Incidentally, Microsoft recently announced a new tier of virtual machines called the ‘G’ series. These are primarily billed as providing larger local SSD storage options. For our purposes, (where we can only really take advantage of the temp disk for our SQL Server’s TempDB), I don’t think this will help us much.

When they announced the ‘G’ series VMs, Microsoft also announced a new, SSD based, ‘Premium Storage’ offering. Details are trickling out but it sounds like we will be able to use employ those techniques already described, (attaching additional data disks – this time SSDs – and striping across them using Storage Spaces), to provide very fast storage for our SQL requirements.
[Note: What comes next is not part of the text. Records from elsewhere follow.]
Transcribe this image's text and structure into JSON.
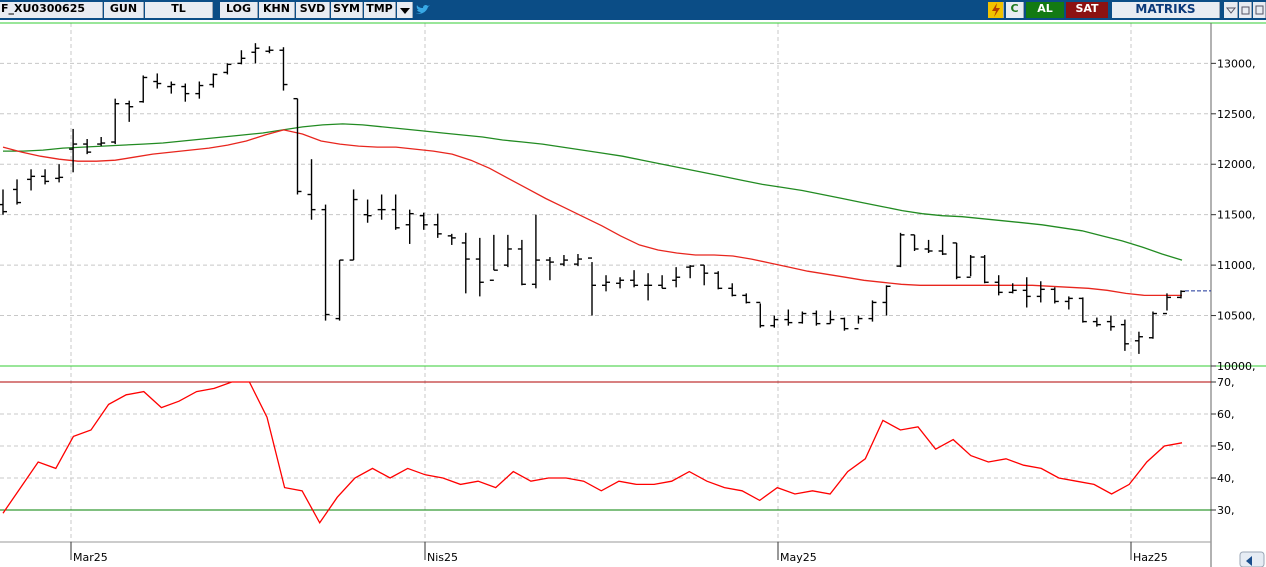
{
  "toolbar": {
    "symbol": "F_XU0300625",
    "period": "GUN",
    "currency": "TL",
    "buttons": [
      "LOG",
      "KHN",
      "SVD",
      "SYM",
      "TMP"
    ],
    "buy_label": "AL",
    "sell_label": "SAT",
    "brand": "MATRIKS",
    "refresh_label": "C",
    "icons": [
      "dropdown-arrow-icon",
      "twitter-icon",
      "lightning-icon",
      "minimize-icon",
      "restore-icon",
      "expand-icon"
    ]
  },
  "colors": {
    "toolbar_bg": "#0b4d86",
    "buy_bg": "#137a13",
    "sell_bg": "#8c1212",
    "ma_short": "#e8261e",
    "ma_long": "#228b22",
    "rsi": "#ff0000",
    "overbought": "#b00000",
    "oversold": "#008000",
    "last_price": "#1a3399"
  },
  "chart_data": [
    {
      "type": "ohlc",
      "x_labels": [
        "Mar25",
        "Nis25",
        "May25",
        "Haz25"
      ],
      "ylim": [
        10000,
        13400
      ],
      "y_ticks": [
        "10000,",
        "10500,",
        "11000,",
        "11500,",
        "12000,",
        "12500,",
        "13000,"
      ],
      "bars": [
        [
          11600,
          11500,
          11750,
          11530
        ],
        [
          11750,
          11600,
          11850,
          11620
        ],
        [
          11850,
          11740,
          11950,
          11880
        ],
        [
          11880,
          11800,
          11950,
          11830
        ],
        [
          11860,
          11820,
          12000,
          11870
        ],
        [
          12150,
          11920,
          12350,
          12200
        ],
        [
          12200,
          12100,
          12250,
          12120
        ],
        [
          12200,
          12180,
          12270,
          12210
        ],
        [
          12220,
          12200,
          12650,
          12600
        ],
        [
          12600,
          12420,
          12630,
          12570
        ],
        [
          12620,
          12610,
          12880,
          12860
        ],
        [
          12820,
          12750,
          12900,
          12800
        ],
        [
          12770,
          12700,
          12820,
          12790
        ],
        [
          12770,
          12620,
          12800,
          12700
        ],
        [
          12700,
          12650,
          12820,
          12780
        ],
        [
          12790,
          12760,
          12900,
          12890
        ],
        [
          12910,
          12890,
          13000,
          12990
        ],
        [
          13000,
          12990,
          13130,
          13050
        ],
        [
          13110,
          13000,
          13200,
          13150
        ],
        [
          13120,
          13100,
          13170,
          13130
        ],
        [
          13130,
          12730,
          13160,
          12790
        ],
        [
          12650,
          11700,
          12650,
          11730
        ],
        [
          11700,
          11450,
          12050,
          11550
        ],
        [
          11550,
          10450,
          11600,
          10510
        ],
        [
          10470,
          10450,
          11050,
          11050
        ],
        [
          11050,
          11050,
          11750,
          11650
        ],
        [
          11500,
          11420,
          11650,
          11490
        ],
        [
          11550,
          11450,
          11700,
          11550
        ],
        [
          11550,
          11350,
          11700,
          11370
        ],
        [
          11400,
          11210,
          11550,
          11510
        ],
        [
          11490,
          11350,
          11520,
          11400
        ],
        [
          11400,
          11270,
          11510,
          11310
        ],
        [
          11290,
          11200,
          11310,
          11270
        ],
        [
          11220,
          10720,
          11320,
          11060
        ],
        [
          11060,
          10690,
          11270,
          10830
        ],
        [
          10850,
          10950,
          11300,
          10950
        ],
        [
          11000,
          10980,
          11300,
          11160
        ],
        [
          11160,
          10800,
          11250,
          10810
        ],
        [
          10810,
          10770,
          11500,
          11050
        ],
        [
          11050,
          10850,
          11080,
          11030
        ],
        [
          11010,
          10990,
          11100,
          11050
        ],
        [
          11010,
          10990,
          11110,
          11060
        ],
        [
          11070,
          10500,
          11030,
          10800
        ],
        [
          10800,
          10740,
          10900,
          10830
        ],
        [
          10820,
          10770,
          10880,
          10850
        ],
        [
          10850,
          10780,
          10950,
          10800
        ],
        [
          10800,
          10650,
          10920,
          10800
        ],
        [
          10800,
          10770,
          10900,
          10770
        ],
        [
          10850,
          10780,
          10980,
          10880
        ],
        [
          10980,
          10870,
          11000,
          10990
        ],
        [
          11000,
          10800,
          11000,
          10920
        ],
        [
          10920,
          10760,
          10940,
          10770
        ],
        [
          10770,
          10690,
          10820,
          10700
        ],
        [
          10700,
          10620,
          10720,
          10630
        ],
        [
          10630,
          10380,
          10620,
          10400
        ],
        [
          10400,
          10380,
          10500,
          10460
        ],
        [
          10460,
          10400,
          10560,
          10430
        ],
        [
          10430,
          10420,
          10540,
          10520
        ],
        [
          10520,
          10400,
          10550,
          10420
        ],
        [
          10420,
          10420,
          10550,
          10460
        ],
        [
          10470,
          10350,
          10480,
          10370
        ],
        [
          10370,
          10420,
          10500,
          10470
        ],
        [
          10470,
          10440,
          10650,
          10630
        ],
        [
          10630,
          10500,
          10800,
          10790
        ],
        [
          10990,
          10980,
          11320,
          11300
        ],
        [
          11300,
          11140,
          11300,
          11160
        ],
        [
          11160,
          11120,
          11250,
          11140
        ],
        [
          11140,
          11100,
          11300,
          11110
        ],
        [
          11220,
          10860,
          11220,
          10880
        ],
        [
          10880,
          10890,
          11100,
          11080
        ],
        [
          11080,
          10820,
          11100,
          10830
        ],
        [
          10830,
          10700,
          10900,
          10730
        ],
        [
          10730,
          10720,
          10820,
          10750
        ],
        [
          10750,
          10580,
          10880,
          10690
        ],
        [
          10690,
          10630,
          10840,
          10760
        ],
        [
          10760,
          10620,
          10780,
          10640
        ],
        [
          10640,
          10560,
          10690,
          10670
        ],
        [
          10670,
          10430,
          10680,
          10440
        ],
        [
          10440,
          10390,
          10480,
          10410
        ],
        [
          10440,
          10350,
          10500,
          10390
        ],
        [
          10410,
          10150,
          10460,
          10220
        ],
        [
          10250,
          10120,
          10340,
          10290
        ],
        [
          10280,
          10270,
          10540,
          10520
        ],
        [
          10520,
          10550,
          10720,
          10680
        ],
        [
          10680,
          10670,
          10750,
          10740
        ]
      ],
      "last_price": 10745,
      "series": [
        {
          "values": [
            12170,
            12120,
            12080,
            12050,
            12030,
            12030,
            12040,
            12070,
            12100,
            12120,
            12140,
            12160,
            12190,
            12230,
            12290,
            12340,
            12300,
            12230,
            12200,
            12180,
            12170,
            12170,
            12150,
            12130,
            12100,
            12040,
            11960,
            11860,
            11760,
            11660,
            11570,
            11480,
            11390,
            11290,
            11200,
            11150,
            11120,
            11100,
            11100,
            11090,
            11060,
            11020,
            10980,
            10940,
            10910,
            10880,
            10850,
            10830,
            10810,
            10800,
            10800,
            10800,
            10800,
            10800,
            10800,
            10800,
            10790,
            10780,
            10770,
            10750,
            10720,
            10700,
            10700,
            10700
          ]
        },
        {
          "values": [
            12130,
            12130,
            12140,
            12160,
            12170,
            12180,
            12190,
            12200,
            12210,
            12230,
            12250,
            12270,
            12290,
            12310,
            12340,
            12370,
            12390,
            12400,
            12390,
            12370,
            12350,
            12330,
            12310,
            12290,
            12270,
            12240,
            12220,
            12200,
            12170,
            12140,
            12110,
            12080,
            12040,
            12000,
            11960,
            11920,
            11880,
            11840,
            11800,
            11770,
            11740,
            11700,
            11660,
            11620,
            11580,
            11540,
            11510,
            11490,
            11480,
            11460,
            11440,
            11420,
            11400,
            11370,
            11340,
            11290,
            11240,
            11180,
            11110,
            11050
          ]
        }
      ]
    },
    {
      "type": "line",
      "ylim": [
        20,
        75
      ],
      "y_ticks": [
        "30,",
        "40,",
        "50,",
        "60,",
        "70,"
      ],
      "overbought": 70,
      "oversold": 30,
      "series": [
        {
          "values": [
            29,
            37,
            45,
            43,
            53,
            55,
            63,
            66,
            67,
            62,
            64,
            67,
            68,
            70,
            70,
            59,
            37,
            36,
            26,
            34,
            40,
            43,
            40,
            43,
            41,
            40,
            38,
            39,
            37,
            42,
            39,
            40,
            40,
            39,
            36,
            39,
            38,
            38,
            39,
            42,
            39,
            37,
            36,
            33,
            37,
            35,
            36,
            35,
            42,
            46,
            58,
            55,
            56,
            49,
            52,
            47,
            45,
            46,
            44,
            43,
            40,
            39,
            38,
            35,
            38,
            45,
            50,
            51
          ]
        }
      ]
    }
  ]
}
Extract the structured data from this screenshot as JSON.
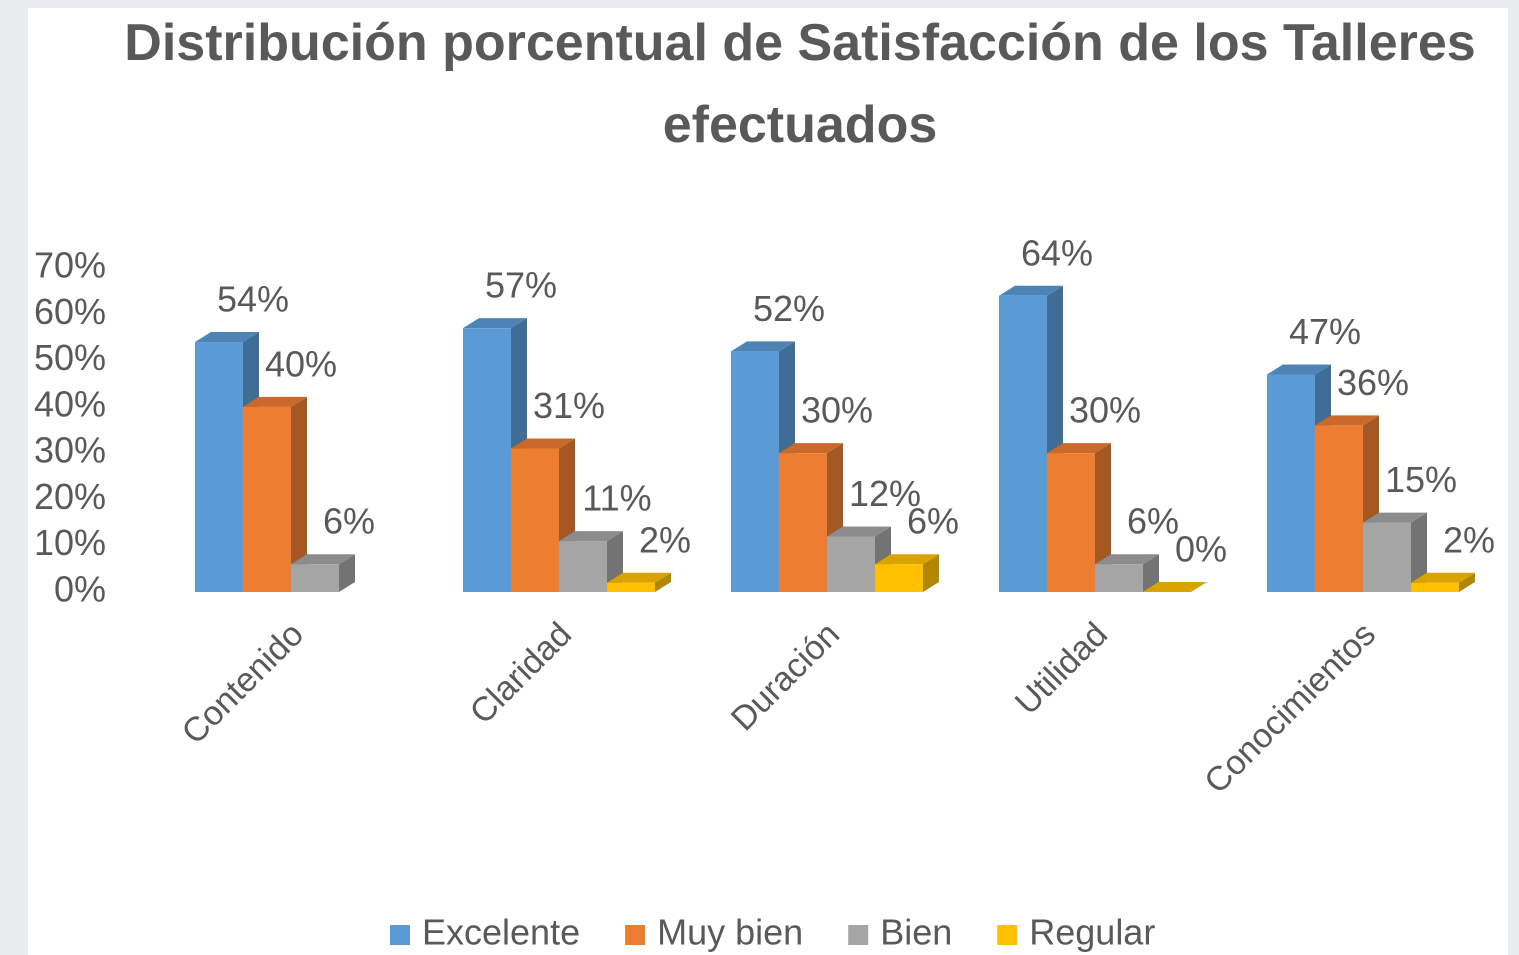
{
  "chart_data": {
    "type": "bar3d",
    "title": "Distribución porcentual de Satisfacción de los Talleres efectuados",
    "categories": [
      "Contenido",
      "Claridad",
      "Duración",
      "Utilidad",
      "Conocimientos"
    ],
    "series": [
      {
        "name": "Excelente",
        "color": "#5b9bd5",
        "values": [
          54,
          57,
          52,
          64,
          47
        ],
        "value_labels": [
          "54%",
          "57%",
          "52%",
          "64%",
          "47%"
        ]
      },
      {
        "name": "Muy bien",
        "color": "#ed7d31",
        "values": [
          40,
          31,
          30,
          30,
          36
        ],
        "value_labels": [
          "40%",
          "31%",
          "30%",
          "30%",
          "36%"
        ]
      },
      {
        "name": "Bien",
        "color": "#a5a5a5",
        "values": [
          6,
          11,
          12,
          6,
          15
        ],
        "value_labels": [
          "6%",
          "11%",
          "12%",
          "6%",
          "15%"
        ]
      },
      {
        "name": "Regular",
        "color": "#ffc000",
        "values": [
          null,
          2,
          6,
          0,
          2
        ],
        "value_labels": [
          null,
          "2%",
          "6%",
          "0%",
          "2%"
        ]
      }
    ],
    "ylim": [
      0,
      70
    ],
    "yticks": [
      {
        "value": 0,
        "label": "0%"
      },
      {
        "value": 10,
        "label": "10%"
      },
      {
        "value": 20,
        "label": "20%"
      },
      {
        "value": 30,
        "label": "30%"
      },
      {
        "value": 40,
        "label": "40%"
      },
      {
        "value": 50,
        "label": "50%"
      },
      {
        "value": 60,
        "label": "60%"
      },
      {
        "value": 70,
        "label": "70%"
      }
    ],
    "grid": false,
    "legend": "bottom"
  }
}
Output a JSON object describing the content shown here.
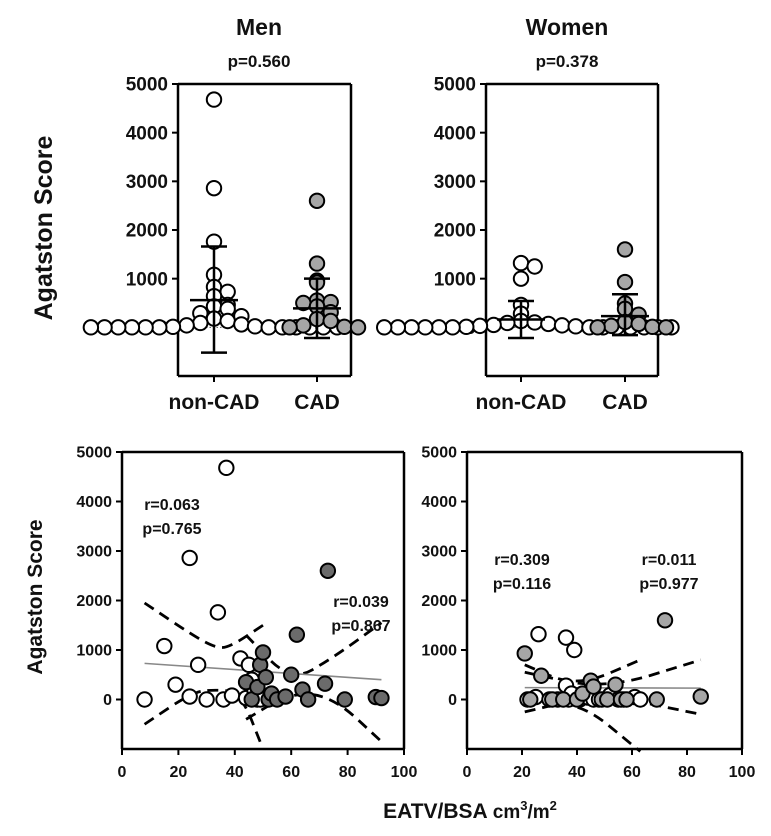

Consider another cloud provider

The final approach to consider, if we want to provision a virtual machine with potentially faster storage, is an entirely different public cloud provider. Among the options is Amazon’s AWS offering. I haven’t used AWS a huge amount but their i2.xlarge VM instance offers 4 CPUs, 30GB of RAM and a single 800GB SSD which sounds a great fit for what we need.

SQL legend Brent Ozar recently performed some testing of AWS VM performance and compared and contrasted it with Azure. His findings, for the specific scenario he considers, show AWS to be cheaper and better performing.

Conclusion

We can either increase the IOPS available to our virtual machine for little additional cost by adding disks, striping across them & reconfiguring SQL to spread the load across them or we can look to take advantage of higher performance public cloud storage – though this may incur an increased cost.

For my own scenario, I can see that having a SharePoint development environment which works reasonably well and can be spun up quickly will enable developers to start work right away whilst appropriate hardware is ordered and provisioned for them to use on-premises in the longer term.